Семейственность прошла порожняком.
Нет брачной ночи – со слезами зорька…
Нещадно, дико с мужем-женихом
(соломенной вдовой пожить изволь-ка)
Рок Катю разлучил в году лихом.
Когда во сне царит истома, горько
одной проснуться утром – в горле ком.
Не свадебный пирог – сухая корка…
Боль Душу захватила целиком.
…Катюше каждый раз из дома горка
загадочной глядится. Дикий склон…
…Уступит табаку во всём махорка.
Душа с махорки злей, но помелом
злой дух разгоним, а слезу смигнём…
Душа бедняжки Кати – не каморка.
К добру открыта под любым углом…
...За молнией упал на дебри гром...
...Где плавно, где вприпрыжку, где бегом
шла Катя по росе, в бурьяне мокла.
Каков в тайге уральской Рубикон
у девушки, бредущей одиноко
с утра в лесу от дома далеко?
КТО поминает, коль икоты много
спросонок, а врачует – в лес дорога?
Зачем и кем девичий дух влеком?
Чем даже лес незримо был растроган?!
Что под вопросом тут: жизнь или честь?
Для путницы густой дремучий лес
пикантен не гнетущим впечатленьем,
а тем, что под ногами с вожделеньем
приглядывалась девушка к каменьям.
Расслабленность по-девичьи в плечах,
при этом сила гибкая в кистях.
В косе девичьей масса русой гривы.
Котомка за плечами, мягкий шаг,
но зоркий взор и твёрд, и не пуглив был.
Движенье шустрой ящерки на миг
Катюшу отвлекло, но камень – скрыт он,
а всё же углядела! – малахитом
открылся ей отрадно, как приник
игриво к девке. Сердце быстрым ритмом
откликнулось на радость: «Повезло!
Не зря сюда рвалась с утра пораньше.
Ещё не вечер – будет ремесло
теперь с большим прибытком. Радо нашей
удаче сердце милого без слов.
Врут, лес дремуч, да я не легковерна.
Просил молиться батюшка Игнат
в тайге всерьёз, да мне и так не скверно.
Глазами повела я вбок и – глядь –
мой венчанный привиделся мгновенно.
Эх, кабы тишь да без мороки гладь…
Данилушкина душенька наверно
всё видит да и чувствует безмерно,
как хочется секреты перенять
мне в том, чему едва ль научит мать»...
Скале Катюша кланялась манерно…
Пред этим местом голову склони,
но вовсе не за шишками у кедра.
Отдельным бастионом горб скалы
в лес вклинился, калился солнцем щедро.
Стволы дубов – всего лишь из коры –
вблизи уподоблялись камню тщетно,
но тоже величавы были: зри,
мол, Катя, перед нами ты – букашка!
Ну, ладно, мол, ходи – тебе поблажка…
…На солнце изумрудная – в лучах –
не то, что малахитовая бляшка –
спускалась юрко ящерка.
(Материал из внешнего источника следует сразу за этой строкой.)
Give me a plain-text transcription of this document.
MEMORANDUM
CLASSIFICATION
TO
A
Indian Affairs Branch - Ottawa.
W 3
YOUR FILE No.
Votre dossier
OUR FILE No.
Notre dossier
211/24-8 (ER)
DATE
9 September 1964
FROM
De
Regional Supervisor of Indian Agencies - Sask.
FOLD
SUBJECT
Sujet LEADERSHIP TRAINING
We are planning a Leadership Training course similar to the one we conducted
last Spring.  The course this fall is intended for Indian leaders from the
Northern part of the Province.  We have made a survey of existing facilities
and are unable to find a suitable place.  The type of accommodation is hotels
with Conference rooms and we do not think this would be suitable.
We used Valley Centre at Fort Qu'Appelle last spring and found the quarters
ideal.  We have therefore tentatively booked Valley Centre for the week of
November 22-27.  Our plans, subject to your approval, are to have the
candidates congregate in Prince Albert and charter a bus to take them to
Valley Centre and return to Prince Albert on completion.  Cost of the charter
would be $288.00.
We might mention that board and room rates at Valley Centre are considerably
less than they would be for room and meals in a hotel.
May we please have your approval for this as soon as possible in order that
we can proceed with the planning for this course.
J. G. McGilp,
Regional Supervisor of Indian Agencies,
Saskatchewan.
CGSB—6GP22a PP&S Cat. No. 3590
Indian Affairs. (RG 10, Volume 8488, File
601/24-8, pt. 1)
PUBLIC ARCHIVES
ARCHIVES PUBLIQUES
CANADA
В глазах
её такое!.. Видела бы Катя!
Но девушка возилась под скалой…
…Сама себе ватага иль бригада,
она себя на муки обрекла да
жила с приёмным свёкром той порой.
Сильней обиды совести уколы…
Кто нынче Катя? Брошенка? Вдова?
Иль, всё-таки, ни то и ни другое?
Сама себе на волю отдана,
подпёрла ремеслом опору в го'ре…
Как тяжко бы ей не было – ком в горле –
а душу ни пред кем не оголит
она, живя ни бедно, ни богато…
…Вблизи Змеиной Горки малахит
не в первый раз в лесу искала Катя.
Лесным находкам кланяться – каприз
сомнительный. Упорство сверх терпенья!
Однажды, подобрав заветный приз,
Катюша разогнуться не успела,
как строгий женский голос не из тела,
а словно бы идущий из скалы
ещё сильнее девушку склонил
неведомой, не женской даже, волей.
Внушительный, отчасти удивлённый,
незримый голос вовсе не был мил:
– С тобой ни миловаться, ни браниться
мне недосуг! Что, нравится узор?
Бери да ведай: тут МОЯ граница! –
(Катюша, исподлобья бросив взор
навстречу вверх, спешила распрямиться). –
Чинить мне то ль разборки, то ли суд!
Что ни ходок по землям, то несун!
Нет, чтоб уйти с пустыми-то руками!..
…Что делаешь в моём ты тут лесу?!
Давно тебя серьёзно не ругали?!
Я с пришлыми сурова, ибо зла!
Но ты ещё мою не знаешь ярость…
Там, где намедни ящерка ползла
(в кокошнике, как Кате показалось),
сверкая изумрудом без числа,
теперь стояла грозно-величаво
боярыня из старых сказов. Чары
реальные, однако, от неё
почувствовала Катя – оттенён
был жгучий взор похожими на сон
гирляндами огромных самоцветов.
«А рост у незнакомки, что твой лось!..
Сейчас сюда бы знатоков-эстетов»! –
в мозгах у Кати мигом пронеслось…
Во взоре незнакомки будто злость,
но смесь высокомерия с лукавством,
что Кате разгадать не вдруг пришлось,
для юной Кати стала тем лекарством,
что ужас заглушило в ней поврозь
со скромностью девичьей не напрасно.
Зажавши камень – не из растерях –
от полной неожиданности страх
почувствовала Катя непривычный,
но тут защекотало вдруг в ноздрях.
Чихнув, она ответила цинично:
– А вот я не спросила никого!
Для всех закон у Бога вековой.
Закон, седою бородой обросший.
Земля ничья! Хожу по воле Божьей!
Что со звериной, что с людскою рожей,
ходи, своё заветное ищи,
гуляй, где хошь! Найдёшь – твоя удача.
Так Бог нам завещал. Не верещи!
Я малахит нашла вот, не иначе,
ещё найду красивей и богаче.
– Я думала, что ты лукава лишь.
А тут ещё и алчность есть в девчонке!
– Брожу в твоих владеньях, говоришь?
Хожу, покуда пусто вот в котомке!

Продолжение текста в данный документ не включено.